もちろん、フーコーのinsightを研究に生かすのはご自由にどうぞ。ただ、フーコーみたいな研究をするぞ、フーコーみたいな論文を書くぞは危険。

 

その罠に陥らないために、先輩の博士論文を(細かく読まなくていいから)10本読んで見て欲しい。なんとなくみんなアプローチが違うことに気付くはず。「あぁ、私も他人のマネじゃなくて自分の内側から身と労働時間を削って論文を産み出さなきゃいけないんだな」と思うんじゃないかな。

 

フーコー、ニーチェ、バトラー、ブルデューみたいなビッグネームを参考にして論文を書こうとすると自分を追い詰める。
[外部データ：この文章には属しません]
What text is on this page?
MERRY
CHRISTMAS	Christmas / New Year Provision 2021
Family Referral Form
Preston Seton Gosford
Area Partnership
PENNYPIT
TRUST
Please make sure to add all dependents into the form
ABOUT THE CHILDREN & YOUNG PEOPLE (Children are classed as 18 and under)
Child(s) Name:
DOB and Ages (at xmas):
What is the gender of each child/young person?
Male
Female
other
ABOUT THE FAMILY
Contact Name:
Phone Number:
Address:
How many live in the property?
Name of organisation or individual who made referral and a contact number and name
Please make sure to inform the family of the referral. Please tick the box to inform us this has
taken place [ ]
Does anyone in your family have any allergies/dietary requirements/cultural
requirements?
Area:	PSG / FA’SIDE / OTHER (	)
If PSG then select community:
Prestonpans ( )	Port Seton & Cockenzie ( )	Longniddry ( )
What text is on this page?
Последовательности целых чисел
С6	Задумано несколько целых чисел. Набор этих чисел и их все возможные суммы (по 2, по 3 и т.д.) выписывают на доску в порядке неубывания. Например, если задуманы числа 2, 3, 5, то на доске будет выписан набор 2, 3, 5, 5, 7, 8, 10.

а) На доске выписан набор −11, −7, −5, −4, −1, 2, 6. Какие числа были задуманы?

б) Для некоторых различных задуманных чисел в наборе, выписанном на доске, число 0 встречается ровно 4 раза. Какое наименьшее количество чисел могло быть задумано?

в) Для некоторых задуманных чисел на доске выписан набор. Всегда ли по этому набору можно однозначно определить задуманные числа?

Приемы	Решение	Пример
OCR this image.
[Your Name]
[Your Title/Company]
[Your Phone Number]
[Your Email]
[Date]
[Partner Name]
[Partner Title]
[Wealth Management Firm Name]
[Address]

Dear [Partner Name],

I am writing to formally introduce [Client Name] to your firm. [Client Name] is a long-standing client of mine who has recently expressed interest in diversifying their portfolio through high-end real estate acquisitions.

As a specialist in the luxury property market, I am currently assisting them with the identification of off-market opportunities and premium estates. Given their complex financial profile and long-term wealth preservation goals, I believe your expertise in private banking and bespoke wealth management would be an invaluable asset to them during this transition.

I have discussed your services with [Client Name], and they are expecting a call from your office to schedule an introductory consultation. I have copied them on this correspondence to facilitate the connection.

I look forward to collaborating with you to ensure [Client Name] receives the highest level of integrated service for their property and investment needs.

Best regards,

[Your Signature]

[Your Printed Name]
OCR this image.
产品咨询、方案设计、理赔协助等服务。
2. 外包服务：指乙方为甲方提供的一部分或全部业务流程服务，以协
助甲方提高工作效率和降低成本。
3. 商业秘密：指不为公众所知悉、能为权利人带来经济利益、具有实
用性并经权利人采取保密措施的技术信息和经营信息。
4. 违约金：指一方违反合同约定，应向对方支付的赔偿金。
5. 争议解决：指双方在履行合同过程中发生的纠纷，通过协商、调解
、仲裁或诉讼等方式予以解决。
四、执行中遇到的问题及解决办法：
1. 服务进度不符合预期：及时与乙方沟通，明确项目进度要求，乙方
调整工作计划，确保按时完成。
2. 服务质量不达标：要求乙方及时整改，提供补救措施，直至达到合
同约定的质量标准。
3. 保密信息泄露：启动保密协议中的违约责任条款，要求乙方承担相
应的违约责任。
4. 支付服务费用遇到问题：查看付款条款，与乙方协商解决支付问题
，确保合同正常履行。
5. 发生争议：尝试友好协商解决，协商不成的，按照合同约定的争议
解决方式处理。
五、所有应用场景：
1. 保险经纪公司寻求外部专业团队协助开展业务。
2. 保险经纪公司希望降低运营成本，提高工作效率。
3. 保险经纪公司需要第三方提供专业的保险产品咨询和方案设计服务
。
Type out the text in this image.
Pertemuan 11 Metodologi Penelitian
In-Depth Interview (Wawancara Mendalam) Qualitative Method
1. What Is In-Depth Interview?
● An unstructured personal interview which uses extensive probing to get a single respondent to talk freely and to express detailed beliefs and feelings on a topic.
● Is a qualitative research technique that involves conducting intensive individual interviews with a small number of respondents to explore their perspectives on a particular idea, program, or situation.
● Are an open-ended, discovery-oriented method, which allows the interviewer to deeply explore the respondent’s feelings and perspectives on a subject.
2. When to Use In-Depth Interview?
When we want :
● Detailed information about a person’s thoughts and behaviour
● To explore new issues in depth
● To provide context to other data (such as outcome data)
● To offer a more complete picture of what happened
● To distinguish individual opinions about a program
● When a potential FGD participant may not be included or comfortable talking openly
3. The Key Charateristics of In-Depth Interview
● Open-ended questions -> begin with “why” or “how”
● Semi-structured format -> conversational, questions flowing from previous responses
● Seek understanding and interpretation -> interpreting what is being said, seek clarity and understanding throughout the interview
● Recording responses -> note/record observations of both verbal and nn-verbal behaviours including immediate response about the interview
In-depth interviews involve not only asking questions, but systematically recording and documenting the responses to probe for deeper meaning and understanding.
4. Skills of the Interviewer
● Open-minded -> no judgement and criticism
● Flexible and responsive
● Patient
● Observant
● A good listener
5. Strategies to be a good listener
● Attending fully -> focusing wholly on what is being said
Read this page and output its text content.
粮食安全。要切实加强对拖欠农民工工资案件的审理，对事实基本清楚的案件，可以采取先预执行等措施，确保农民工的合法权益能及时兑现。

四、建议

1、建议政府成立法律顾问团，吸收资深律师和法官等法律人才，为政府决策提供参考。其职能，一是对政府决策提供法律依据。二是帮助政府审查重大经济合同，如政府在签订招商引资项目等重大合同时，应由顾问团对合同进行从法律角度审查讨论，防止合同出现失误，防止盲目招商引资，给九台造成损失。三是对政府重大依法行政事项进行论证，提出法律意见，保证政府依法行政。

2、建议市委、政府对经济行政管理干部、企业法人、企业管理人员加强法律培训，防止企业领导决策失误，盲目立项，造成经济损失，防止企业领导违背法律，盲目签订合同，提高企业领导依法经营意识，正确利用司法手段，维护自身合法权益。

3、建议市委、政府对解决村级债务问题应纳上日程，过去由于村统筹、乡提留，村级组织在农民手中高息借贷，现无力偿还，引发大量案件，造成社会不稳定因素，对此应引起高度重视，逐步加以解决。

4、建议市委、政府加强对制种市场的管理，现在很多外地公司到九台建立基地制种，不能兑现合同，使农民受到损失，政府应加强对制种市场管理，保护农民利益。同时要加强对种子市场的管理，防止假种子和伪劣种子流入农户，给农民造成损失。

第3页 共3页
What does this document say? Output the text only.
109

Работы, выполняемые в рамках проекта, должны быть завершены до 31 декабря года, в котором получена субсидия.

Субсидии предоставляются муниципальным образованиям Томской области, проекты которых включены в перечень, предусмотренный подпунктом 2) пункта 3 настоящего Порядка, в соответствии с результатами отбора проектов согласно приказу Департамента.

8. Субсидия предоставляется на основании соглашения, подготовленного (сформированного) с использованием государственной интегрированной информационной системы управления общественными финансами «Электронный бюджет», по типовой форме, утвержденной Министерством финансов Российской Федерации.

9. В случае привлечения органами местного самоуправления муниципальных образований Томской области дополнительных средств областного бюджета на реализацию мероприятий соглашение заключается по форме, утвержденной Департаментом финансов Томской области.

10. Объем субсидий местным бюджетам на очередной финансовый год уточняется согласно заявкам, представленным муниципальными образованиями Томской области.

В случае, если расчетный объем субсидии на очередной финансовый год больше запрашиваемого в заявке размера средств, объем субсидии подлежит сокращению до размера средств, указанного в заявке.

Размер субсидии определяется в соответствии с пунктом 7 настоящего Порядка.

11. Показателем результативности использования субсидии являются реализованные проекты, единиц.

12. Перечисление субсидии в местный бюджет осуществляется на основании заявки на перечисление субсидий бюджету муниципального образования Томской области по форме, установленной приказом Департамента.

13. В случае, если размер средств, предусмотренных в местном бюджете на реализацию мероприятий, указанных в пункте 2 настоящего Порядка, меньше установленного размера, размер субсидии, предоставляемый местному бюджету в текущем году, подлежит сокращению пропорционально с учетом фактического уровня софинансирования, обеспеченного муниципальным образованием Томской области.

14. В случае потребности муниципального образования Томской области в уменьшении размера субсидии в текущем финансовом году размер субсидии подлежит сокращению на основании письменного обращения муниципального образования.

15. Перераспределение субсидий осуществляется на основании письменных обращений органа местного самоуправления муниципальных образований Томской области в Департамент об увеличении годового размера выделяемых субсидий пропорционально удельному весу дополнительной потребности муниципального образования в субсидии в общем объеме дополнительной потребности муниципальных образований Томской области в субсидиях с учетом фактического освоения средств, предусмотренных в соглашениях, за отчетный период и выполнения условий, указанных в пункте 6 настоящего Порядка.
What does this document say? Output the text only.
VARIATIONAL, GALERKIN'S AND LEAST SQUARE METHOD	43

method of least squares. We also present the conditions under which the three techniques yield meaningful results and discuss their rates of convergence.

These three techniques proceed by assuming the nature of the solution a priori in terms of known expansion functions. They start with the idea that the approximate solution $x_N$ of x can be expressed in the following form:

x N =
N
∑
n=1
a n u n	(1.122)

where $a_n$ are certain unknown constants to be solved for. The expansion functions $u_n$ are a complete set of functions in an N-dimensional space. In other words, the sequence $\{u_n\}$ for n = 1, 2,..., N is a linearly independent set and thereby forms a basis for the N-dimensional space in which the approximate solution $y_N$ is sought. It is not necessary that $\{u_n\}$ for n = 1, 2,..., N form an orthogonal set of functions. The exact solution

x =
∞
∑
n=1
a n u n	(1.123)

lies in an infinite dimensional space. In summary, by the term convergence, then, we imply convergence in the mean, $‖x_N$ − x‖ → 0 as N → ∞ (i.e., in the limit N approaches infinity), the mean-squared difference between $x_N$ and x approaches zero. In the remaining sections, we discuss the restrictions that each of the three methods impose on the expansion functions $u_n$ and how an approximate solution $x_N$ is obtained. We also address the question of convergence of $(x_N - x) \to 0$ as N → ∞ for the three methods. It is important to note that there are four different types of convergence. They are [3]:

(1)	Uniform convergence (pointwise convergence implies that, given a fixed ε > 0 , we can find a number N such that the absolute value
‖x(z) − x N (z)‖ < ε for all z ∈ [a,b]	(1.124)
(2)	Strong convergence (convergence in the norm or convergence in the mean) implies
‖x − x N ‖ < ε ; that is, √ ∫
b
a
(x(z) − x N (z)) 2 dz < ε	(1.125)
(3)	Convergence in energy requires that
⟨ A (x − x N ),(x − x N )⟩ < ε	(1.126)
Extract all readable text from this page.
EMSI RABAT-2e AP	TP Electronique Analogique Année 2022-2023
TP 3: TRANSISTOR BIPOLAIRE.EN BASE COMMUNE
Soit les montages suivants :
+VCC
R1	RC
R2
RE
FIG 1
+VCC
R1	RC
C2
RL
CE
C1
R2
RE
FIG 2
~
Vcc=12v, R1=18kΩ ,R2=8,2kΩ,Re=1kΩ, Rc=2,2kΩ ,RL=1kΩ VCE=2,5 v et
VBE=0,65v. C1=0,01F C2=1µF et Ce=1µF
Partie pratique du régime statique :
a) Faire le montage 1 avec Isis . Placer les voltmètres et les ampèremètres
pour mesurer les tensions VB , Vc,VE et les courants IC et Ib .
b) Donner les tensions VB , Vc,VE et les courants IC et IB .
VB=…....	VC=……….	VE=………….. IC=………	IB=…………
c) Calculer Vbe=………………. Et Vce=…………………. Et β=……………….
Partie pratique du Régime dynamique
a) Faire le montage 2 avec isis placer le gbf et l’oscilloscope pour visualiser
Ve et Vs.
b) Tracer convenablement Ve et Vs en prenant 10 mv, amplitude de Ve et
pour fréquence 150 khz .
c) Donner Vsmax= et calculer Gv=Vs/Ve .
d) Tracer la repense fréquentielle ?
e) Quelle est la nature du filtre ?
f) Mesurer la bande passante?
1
ビッグネームも当然読んで学べばいいけど、ちょっと先を歩く先輩の論文もぜひ読んで。

 

=あなたが論文を書いていく上で現実に参考にすべきなのは、自分の少し前を歩く先輩たちの仕事だと思うから。

 

わいは部屋にオスカーワイルドの言葉をずっと貼っていた。

Be yourself, everybody else is already taken.

 

 

誰の論文を読むべき?

自分の在籍している大学の先輩の博論を読むと良い。

これにはプラクティカルな理由が2つある。

  1. 図書館システムを通して、先輩の博論が読み放題なはずだから(これが他大学となると、外の学生にアクセス権がなかったする)
  2. その先輩の博論からフォーマットや章構成を盗めるから(内容のプレジャリズムじゃなくて、フォントとかページ設定、章の数、そういうフォーマット面のお手本にできる)

今、大学を選んでいる最中のキッズは、ぜひ興味がある大学の博論デポジトリを探して先輩の博論を読んでみることをオススメする。「OO University, (Discipline), PhD thesis」とかでヒットすると思うので(後は大学の図書館サイトで探すか)。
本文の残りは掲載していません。